Lazy evaluation just means that something is evaluated at runtime at the last possible moment when a value is needed. The standard #property decorator does just that.(*) The decorated function is evaluated only and every time you need the value of that property. (see wikipedia article about lazy evaluation)
(*)Actually a true lazy evaluation (compare e.g. haskell) is very hard to achieve in python (and results in code which is far from idiomatic).
Memoization is the correct term for what the asker seems to be looking for.
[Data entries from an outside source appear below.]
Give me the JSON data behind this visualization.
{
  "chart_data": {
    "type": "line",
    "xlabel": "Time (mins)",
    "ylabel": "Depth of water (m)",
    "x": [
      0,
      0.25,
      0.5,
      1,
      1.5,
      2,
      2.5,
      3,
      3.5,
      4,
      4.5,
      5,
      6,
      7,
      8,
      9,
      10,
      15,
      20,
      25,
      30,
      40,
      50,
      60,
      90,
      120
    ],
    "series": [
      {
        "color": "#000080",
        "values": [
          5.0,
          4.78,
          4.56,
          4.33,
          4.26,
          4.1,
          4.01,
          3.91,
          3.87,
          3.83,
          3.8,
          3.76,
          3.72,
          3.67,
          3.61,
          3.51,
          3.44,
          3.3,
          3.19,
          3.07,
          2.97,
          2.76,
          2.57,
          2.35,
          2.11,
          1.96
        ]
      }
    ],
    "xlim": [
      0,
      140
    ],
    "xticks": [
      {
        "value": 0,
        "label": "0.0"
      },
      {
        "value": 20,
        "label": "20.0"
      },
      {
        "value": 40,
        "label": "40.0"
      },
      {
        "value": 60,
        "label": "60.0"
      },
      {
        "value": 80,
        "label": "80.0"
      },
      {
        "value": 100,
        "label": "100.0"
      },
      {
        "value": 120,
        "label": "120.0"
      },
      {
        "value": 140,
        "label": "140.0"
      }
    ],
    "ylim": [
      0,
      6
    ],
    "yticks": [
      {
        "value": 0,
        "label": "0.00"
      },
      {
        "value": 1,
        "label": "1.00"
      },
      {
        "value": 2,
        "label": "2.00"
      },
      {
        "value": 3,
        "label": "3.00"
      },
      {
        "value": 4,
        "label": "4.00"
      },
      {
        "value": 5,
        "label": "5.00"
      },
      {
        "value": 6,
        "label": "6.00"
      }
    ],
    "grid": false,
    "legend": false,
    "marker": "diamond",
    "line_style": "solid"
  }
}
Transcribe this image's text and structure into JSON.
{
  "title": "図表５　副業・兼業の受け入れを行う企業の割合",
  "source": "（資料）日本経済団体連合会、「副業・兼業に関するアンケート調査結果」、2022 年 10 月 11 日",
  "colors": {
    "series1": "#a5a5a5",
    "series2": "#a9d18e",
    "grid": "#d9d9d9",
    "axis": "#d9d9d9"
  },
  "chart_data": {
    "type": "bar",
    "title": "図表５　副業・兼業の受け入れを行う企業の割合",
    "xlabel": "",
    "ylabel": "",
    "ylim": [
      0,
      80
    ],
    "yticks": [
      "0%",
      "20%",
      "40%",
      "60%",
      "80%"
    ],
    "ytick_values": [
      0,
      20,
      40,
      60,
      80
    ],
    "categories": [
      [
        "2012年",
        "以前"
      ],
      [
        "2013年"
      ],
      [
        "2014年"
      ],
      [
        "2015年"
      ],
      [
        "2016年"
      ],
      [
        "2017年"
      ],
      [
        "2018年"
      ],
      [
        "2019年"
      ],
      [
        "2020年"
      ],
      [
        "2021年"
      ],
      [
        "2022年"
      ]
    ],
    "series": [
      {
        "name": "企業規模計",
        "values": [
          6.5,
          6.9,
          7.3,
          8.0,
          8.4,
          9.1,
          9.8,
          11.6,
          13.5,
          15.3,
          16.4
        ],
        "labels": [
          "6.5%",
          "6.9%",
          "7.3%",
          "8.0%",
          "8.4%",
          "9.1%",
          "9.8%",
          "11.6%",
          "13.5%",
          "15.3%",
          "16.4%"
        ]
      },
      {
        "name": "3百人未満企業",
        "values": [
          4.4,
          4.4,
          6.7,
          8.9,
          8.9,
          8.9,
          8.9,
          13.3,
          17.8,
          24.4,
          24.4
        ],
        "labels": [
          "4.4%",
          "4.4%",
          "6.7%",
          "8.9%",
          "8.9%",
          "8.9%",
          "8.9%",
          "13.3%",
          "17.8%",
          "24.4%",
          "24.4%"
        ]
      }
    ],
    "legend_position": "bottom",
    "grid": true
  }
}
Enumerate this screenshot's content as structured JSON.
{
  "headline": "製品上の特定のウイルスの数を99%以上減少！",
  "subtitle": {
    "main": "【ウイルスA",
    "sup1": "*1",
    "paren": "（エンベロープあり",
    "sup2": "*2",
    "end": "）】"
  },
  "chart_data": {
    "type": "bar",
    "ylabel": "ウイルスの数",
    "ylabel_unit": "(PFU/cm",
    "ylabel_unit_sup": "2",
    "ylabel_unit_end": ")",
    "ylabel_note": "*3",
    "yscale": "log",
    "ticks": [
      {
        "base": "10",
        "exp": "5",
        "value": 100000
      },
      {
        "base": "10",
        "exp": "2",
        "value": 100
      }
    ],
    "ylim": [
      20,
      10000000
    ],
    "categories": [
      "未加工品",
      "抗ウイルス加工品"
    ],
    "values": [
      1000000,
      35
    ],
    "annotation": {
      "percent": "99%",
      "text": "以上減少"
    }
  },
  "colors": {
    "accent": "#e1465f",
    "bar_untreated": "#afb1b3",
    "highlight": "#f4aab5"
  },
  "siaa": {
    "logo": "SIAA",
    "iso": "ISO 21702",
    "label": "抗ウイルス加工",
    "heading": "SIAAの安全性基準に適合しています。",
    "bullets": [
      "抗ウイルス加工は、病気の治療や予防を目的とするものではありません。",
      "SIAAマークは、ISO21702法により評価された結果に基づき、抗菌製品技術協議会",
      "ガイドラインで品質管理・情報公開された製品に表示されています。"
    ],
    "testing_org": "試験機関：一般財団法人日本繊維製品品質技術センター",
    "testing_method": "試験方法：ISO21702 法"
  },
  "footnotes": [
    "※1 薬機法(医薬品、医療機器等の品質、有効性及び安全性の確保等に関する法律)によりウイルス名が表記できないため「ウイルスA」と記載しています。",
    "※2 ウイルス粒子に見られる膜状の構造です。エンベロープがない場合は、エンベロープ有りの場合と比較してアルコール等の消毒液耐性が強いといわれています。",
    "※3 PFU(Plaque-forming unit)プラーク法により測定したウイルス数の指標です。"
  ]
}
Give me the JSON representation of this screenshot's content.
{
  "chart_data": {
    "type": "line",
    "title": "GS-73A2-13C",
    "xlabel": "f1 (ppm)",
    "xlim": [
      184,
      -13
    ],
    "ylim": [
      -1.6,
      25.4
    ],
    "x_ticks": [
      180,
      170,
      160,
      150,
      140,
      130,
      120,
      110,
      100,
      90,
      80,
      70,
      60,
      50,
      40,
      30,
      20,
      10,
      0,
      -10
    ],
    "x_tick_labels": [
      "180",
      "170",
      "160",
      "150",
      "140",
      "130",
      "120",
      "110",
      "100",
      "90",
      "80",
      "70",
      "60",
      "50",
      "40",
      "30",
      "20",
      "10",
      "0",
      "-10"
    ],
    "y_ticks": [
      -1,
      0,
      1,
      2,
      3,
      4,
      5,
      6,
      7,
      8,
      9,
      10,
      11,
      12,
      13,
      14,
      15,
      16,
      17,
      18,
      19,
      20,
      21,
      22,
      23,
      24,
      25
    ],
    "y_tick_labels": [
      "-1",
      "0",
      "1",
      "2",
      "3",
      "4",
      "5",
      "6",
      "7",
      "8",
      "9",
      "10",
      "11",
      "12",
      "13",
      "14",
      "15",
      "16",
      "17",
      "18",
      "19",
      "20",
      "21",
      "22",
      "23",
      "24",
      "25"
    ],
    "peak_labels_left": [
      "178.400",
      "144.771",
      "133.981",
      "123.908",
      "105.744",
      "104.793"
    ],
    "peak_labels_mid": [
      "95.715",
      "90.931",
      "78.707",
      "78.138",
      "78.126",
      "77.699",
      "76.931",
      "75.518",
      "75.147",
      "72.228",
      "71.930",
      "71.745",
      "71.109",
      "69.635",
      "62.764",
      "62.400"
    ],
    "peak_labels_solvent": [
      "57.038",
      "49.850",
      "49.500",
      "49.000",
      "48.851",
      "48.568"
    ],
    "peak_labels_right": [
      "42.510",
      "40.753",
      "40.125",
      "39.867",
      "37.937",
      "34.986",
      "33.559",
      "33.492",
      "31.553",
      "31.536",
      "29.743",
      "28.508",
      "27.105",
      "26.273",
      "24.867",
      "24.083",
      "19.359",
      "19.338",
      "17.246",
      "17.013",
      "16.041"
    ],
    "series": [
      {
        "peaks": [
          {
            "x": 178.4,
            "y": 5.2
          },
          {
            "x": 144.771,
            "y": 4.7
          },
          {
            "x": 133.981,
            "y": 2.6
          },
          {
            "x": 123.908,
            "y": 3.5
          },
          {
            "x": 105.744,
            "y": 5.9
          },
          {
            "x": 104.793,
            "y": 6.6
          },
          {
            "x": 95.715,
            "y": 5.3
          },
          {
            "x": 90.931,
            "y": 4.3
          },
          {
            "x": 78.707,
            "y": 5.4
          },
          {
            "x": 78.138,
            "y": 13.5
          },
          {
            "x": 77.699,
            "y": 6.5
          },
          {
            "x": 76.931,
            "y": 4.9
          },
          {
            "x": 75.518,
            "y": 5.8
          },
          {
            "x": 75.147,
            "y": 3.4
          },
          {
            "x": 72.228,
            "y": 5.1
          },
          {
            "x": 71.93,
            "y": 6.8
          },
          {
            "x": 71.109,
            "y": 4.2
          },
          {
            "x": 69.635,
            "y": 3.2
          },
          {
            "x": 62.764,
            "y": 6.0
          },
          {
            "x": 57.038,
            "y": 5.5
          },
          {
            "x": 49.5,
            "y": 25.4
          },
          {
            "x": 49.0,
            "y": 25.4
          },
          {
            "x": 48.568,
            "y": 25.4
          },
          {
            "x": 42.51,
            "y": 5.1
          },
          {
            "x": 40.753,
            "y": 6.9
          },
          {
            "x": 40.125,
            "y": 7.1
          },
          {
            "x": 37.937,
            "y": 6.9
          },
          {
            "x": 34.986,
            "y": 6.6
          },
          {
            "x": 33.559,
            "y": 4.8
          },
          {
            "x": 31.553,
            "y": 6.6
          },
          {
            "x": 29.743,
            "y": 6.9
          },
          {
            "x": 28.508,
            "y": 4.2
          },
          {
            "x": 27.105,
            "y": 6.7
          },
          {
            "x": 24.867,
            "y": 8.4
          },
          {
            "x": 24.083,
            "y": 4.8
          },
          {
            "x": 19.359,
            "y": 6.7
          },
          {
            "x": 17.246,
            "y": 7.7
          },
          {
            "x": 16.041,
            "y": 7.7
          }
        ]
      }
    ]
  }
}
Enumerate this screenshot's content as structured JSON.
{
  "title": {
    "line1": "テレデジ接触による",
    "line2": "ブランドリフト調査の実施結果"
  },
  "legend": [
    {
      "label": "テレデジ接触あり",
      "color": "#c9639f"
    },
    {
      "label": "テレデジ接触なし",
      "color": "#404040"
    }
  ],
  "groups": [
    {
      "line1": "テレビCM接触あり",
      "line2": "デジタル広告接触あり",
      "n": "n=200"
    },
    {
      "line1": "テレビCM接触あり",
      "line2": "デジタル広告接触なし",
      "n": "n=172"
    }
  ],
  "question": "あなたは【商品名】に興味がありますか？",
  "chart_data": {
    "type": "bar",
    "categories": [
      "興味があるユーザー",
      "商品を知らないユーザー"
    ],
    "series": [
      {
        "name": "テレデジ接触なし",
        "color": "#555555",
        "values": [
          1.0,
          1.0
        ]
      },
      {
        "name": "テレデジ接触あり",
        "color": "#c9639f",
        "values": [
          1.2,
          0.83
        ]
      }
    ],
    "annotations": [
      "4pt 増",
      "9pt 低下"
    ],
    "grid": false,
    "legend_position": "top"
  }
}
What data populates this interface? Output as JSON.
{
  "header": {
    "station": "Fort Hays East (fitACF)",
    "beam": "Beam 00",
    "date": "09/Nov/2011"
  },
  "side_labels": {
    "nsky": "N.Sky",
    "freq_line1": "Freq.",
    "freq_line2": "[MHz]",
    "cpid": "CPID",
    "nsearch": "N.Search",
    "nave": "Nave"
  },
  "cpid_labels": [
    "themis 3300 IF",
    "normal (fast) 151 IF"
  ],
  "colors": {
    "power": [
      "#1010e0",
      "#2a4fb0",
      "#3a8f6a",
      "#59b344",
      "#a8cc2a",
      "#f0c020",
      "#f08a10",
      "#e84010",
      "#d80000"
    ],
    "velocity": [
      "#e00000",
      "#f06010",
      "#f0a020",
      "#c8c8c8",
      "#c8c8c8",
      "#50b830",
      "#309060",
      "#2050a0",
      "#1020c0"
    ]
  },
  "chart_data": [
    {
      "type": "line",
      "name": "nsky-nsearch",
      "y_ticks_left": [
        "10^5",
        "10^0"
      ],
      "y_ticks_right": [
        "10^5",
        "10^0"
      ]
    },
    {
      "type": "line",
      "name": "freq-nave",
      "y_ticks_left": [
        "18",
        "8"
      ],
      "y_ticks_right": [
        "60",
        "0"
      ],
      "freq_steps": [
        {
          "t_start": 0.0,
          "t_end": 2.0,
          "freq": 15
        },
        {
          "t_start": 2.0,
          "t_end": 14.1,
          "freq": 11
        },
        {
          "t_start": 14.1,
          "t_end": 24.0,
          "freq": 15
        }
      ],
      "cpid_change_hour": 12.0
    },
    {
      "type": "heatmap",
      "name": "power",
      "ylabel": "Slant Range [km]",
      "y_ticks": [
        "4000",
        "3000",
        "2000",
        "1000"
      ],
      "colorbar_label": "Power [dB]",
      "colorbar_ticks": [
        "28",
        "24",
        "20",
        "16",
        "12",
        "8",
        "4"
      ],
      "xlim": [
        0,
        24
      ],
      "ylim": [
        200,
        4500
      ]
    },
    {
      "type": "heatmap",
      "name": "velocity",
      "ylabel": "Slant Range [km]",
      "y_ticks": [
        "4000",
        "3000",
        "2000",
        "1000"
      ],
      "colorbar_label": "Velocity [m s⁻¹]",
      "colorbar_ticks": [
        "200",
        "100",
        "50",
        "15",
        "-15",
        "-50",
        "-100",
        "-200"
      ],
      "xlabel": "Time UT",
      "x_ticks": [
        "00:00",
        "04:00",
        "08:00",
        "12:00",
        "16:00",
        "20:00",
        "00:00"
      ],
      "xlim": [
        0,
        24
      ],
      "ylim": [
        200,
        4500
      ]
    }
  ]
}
Pure functions that do not depend on side effects for return value evaluation can be safely memoized and there is actually a decorator in functools #functools.lru_cache so no need for writing own decorators unless you need specialized behavior.
You can do this nice and easily by building a class from Python native property:
class cached_property(property):
def __init__(self, func, name=None, doc=None):
self.__name__ = name or func.__name__
self.__module__ = func.__module__
self.__doc__ = doc or func.__doc__
self.func = func
def __set__(self, obj, value):
obj.__dict__[self.__name__] = value
def __get__(self, obj, type=None):
if obj is None:
return self
value = obj.__dict__.get(self.__name__, None)
if value is None:
value = self.func(obj)
obj.__dict__[self.__name__] = value
return value
We can use this property class like regular class property ( It's also support item assignment as you can see)
class SampleClass():
#cached_property
def cached_property(self):
print('I am calculating value')
return 'My calculated value'
c = SampleClass()
print(c.cached_property)
print(c.cached_property)
c.cached_property = 2
print(c.cached_property)
print(c.cached_property)
Value only calculated first time and after that we used our saved value
Output:
I am calculating value
My calculated value
My calculated value
2
2
I agree with #jason
When I think about lazy evaluation, Asyncio immediately comes to mind.
The possibility of delaying the expensive calculation till the last minute is the sole benefit of lazy evaluation.
Caching / memozition on the other hand could be beneficial but on the expense that the calculation is static and won't change with time / inputs.
A practice I often do for expensive calculations of these sorts is to calculate then cache with TTL.